The second chapter had lot of interesting information within it. Within the first page of the chapter Shippey breaks down The Fellowship of the Ring into short and quick sentences. I found this to be funny especially since Shippey knows the story and Tolkien and could explain the story much more than he did on that first page.
The symmetry that Shippey talks about also peaked my interest. The part about how Books I and II contain the same number of scene shifts is bizarre and it brings up a lot of questions in my mind: Did Tolkien mean for this to happen? If so why? The other symmetries that Shippey explains show how the two groups of the Fellowship have some what of the same journey. I find this interesting and I wonder what significance this has, if any, to the plot of the story.
When Shippey talked about how Treebeard was at first a hostile character I was greatly interested. The fact that Treebeard was a part of a capture of Gandalf instead of Saruman and how the story actually turned out shows how Tolkien rewrote the story many times before it was to his liking.
I liked the part of the chapter where Shippey talks about The Council of Elrond.
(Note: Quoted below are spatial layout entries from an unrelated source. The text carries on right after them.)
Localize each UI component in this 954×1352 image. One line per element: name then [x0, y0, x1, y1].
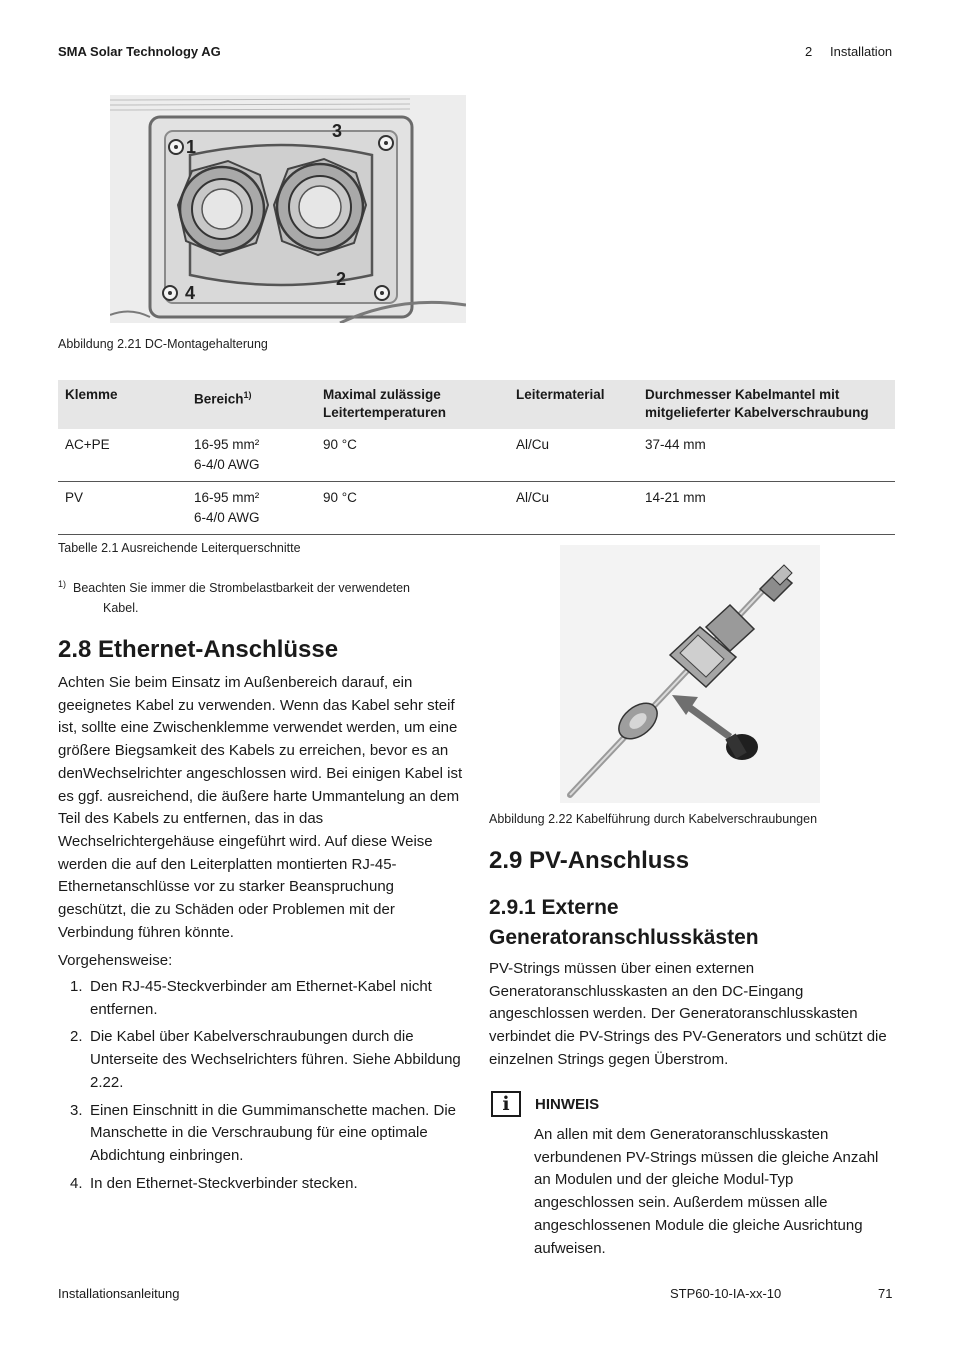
list-item: 1. Den RJ-45-Steckverbinder am Ethernet-Kabel nicht entfernen.: [70, 978, 432, 1018]
column-diameter: Durchmesser Kabelmantel mit mitgelieferter Kabelverschraubung: [638, 380, 895, 429]
list-item: 3. Einen Einschnitt in die Gummimanschette machen. Die Manschette in die Verschraubung für eine optimale Abdichtung einbringen.: [70, 1101, 457, 1164]
cell-material: Al/Cu: [509, 482, 638, 535]
cell-klemme: AC+PE: [58, 429, 187, 482]
header-chapter-title: Installation: [830, 44, 893, 59]
header-company: SMA Solar Technology AG: [58, 44, 221, 59]
cell-bereich: 16-95 mm² 6-4/0 AWG: [187, 482, 316, 535]
table-row: [58, 482, 895, 535]
cell-klemme: PV: [58, 482, 187, 535]
cable-gland-right: [274, 159, 366, 255]
cell-bereich: 16-95 mm² 6-4/0 AWG: [187, 429, 316, 482]
footer-document-id: STP60-10-IA-xx-10: [670, 1286, 782, 1301]
notice-title: HINWEIS: [535, 1096, 600, 1113]
cell-diameter: 37-44 mm: [638, 429, 895, 482]
figure-2-21-caption: Abbildung 2.21 DC-Montagehalterung: [58, 337, 268, 351]
table-row: [58, 429, 895, 482]
cable-gland-left: [178, 161, 268, 255]
page-number: 71: [878, 1286, 893, 1301]
bracket-label-1: 1: [186, 137, 197, 157]
procedure-steps: [58, 976, 468, 1200]
header-chapter-number: 2: [805, 44, 813, 59]
list-item: 2. Die Kabel über Kabelverschraubungen durch die Unterseite des Wechselrichters führen. Siehe Abbildung 2.22.: [70, 1028, 461, 1091]
notice-text: An allen mit dem Generatoranschlusskasten verbundenen PV-Strings müssen die gleiche Anzahl an Modulen und der gleiche Modul-Typ angeschlossen sein. Außerdem müssen alle angeschlossenen Module die gleiche Ausrichtung aufweisen.: [534, 1126, 879, 1257]
footer-document-type: Installationsanleitung: [58, 1286, 180, 1301]
footnote-text-line2: Kabel.: [103, 601, 139, 615]
section-2-9-1-heading-line2: Generatoranschlusskästen: [489, 926, 759, 949]
table-header-row: [58, 380, 895, 429]
section-2-9-heading: 2.9 PV-Anschluss: [489, 847, 690, 874]
cell-diameter: 14-21 mm: [638, 482, 895, 535]
dc-mounting-bracket-figure: [110, 95, 466, 323]
section-2-8-heading: 2.8 Ethernet-Anschlüsse: [58, 636, 339, 663]
bracket-label-2: 2: [336, 269, 347, 289]
bracket-label-4: 4: [185, 283, 196, 303]
column-material: Leitermaterial: [509, 380, 638, 429]
section-2-9-1-heading-line1: 2.9.1 Externe: [489, 896, 619, 919]
footnote-text-line1: Beachten Sie immer die Strombelastbarkeit der verwendeten: [73, 581, 410, 595]
list-item: 4. In den Ethernet-Steckverbinder stecken.: [70, 1174, 358, 1192]
cell-material: Al/Cu: [509, 429, 638, 482]
cell-temperature: 90 °C: [316, 482, 509, 535]
column-bereich: Bereich$^{1)}$: [187, 380, 316, 429]
footnote-mark: 1): [243, 390, 252, 400]
column-klemme: Klemme: [58, 380, 187, 429]
section-2-8-paragraph: Achten Sie beim Einsatz im Außenbereich darauf, ein geeignetes Kabel zu verwenden. Wenn das Kabel sehr steif ist, sollte eine Zwischenklemme verwendet werden, um eine größere Biegsamkeit des Kabels zu erreichen, bevor es an denWechselrichter angeschlossen wird. Bei einigen Kabel ist es ggf. ausreichend, die äußere harte Ummantelung an dem Teil des Kabels zu entfernen, das in das Wechselrichtergehäuse eingeführt wird. Auf diese Weise werden die auf den Leiterplatten montierten RJ-45-Ethernetanschlüsse vor zu starker Beanspruchung geschützt, die zu Schäden oder Problemen mit der Verbindung führen könnte.: [58, 674, 463, 941]
section-2-9-1-paragraph: PV-Strings müssen über einen externen Generatoranschlusskasten an den DC-Eingang angeschlossen werden. Der Generatoranschlusskasten verbindet die PV-Strings des PV-Generators und schützt die einzelnen Strings gegen Überstrom.: [489, 960, 887, 1068]
cable-routing-figure: [560, 545, 820, 803]
table-2-1-caption: Tabelle 2.1 Ausreichende Leiterquerschnitte: [58, 541, 301, 555]
column-temperature: Maximal zulässige Leitertemperaturen: [316, 380, 509, 429]
bracket-label-3: 3: [332, 121, 343, 141]
figure-2-22-caption: Abbildung 2.22 Kabelführung durch Kabelverschraubungen: [489, 812, 818, 826]
conductor-cross-section-table: [58, 380, 895, 535]
footnote-marker: 1): [58, 579, 67, 589]
info-icon: i: [491, 1091, 521, 1117]
cell-temperature: 90 °C: [316, 429, 509, 482]
procedure-label: Vorgehensweise:: [58, 952, 173, 969]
I would have never thought of the idea about Tolkien using this chapter in the book in which nothing happens as a place to show the differences in the types of speech that each race had in Middle-Earth. The section about Saruman was especially interesting to me. As I read the books and watched the movies I did notice how Saruman talked in the most “modern” of ways compared to the other characters in the book but I would have never made the connection between him and a politician. After reading the passages that Shippey chose to show the way in which Saruman speaks I now see where he is coming from when he makes that connection.
Shippey also explains The Council of Elrond in a way where he breaks it down into the agenda that the meeting covers. It is known that Tolkien wrote and had no idea where the story was going. The thing that interested me the most was when Shippey explained how The Council of Elrond and what takes place at it is where Tolkien truly solves the problem of what exactly the story is going to be. After The Council the story is simply to bring the ring to the fires and destroy it.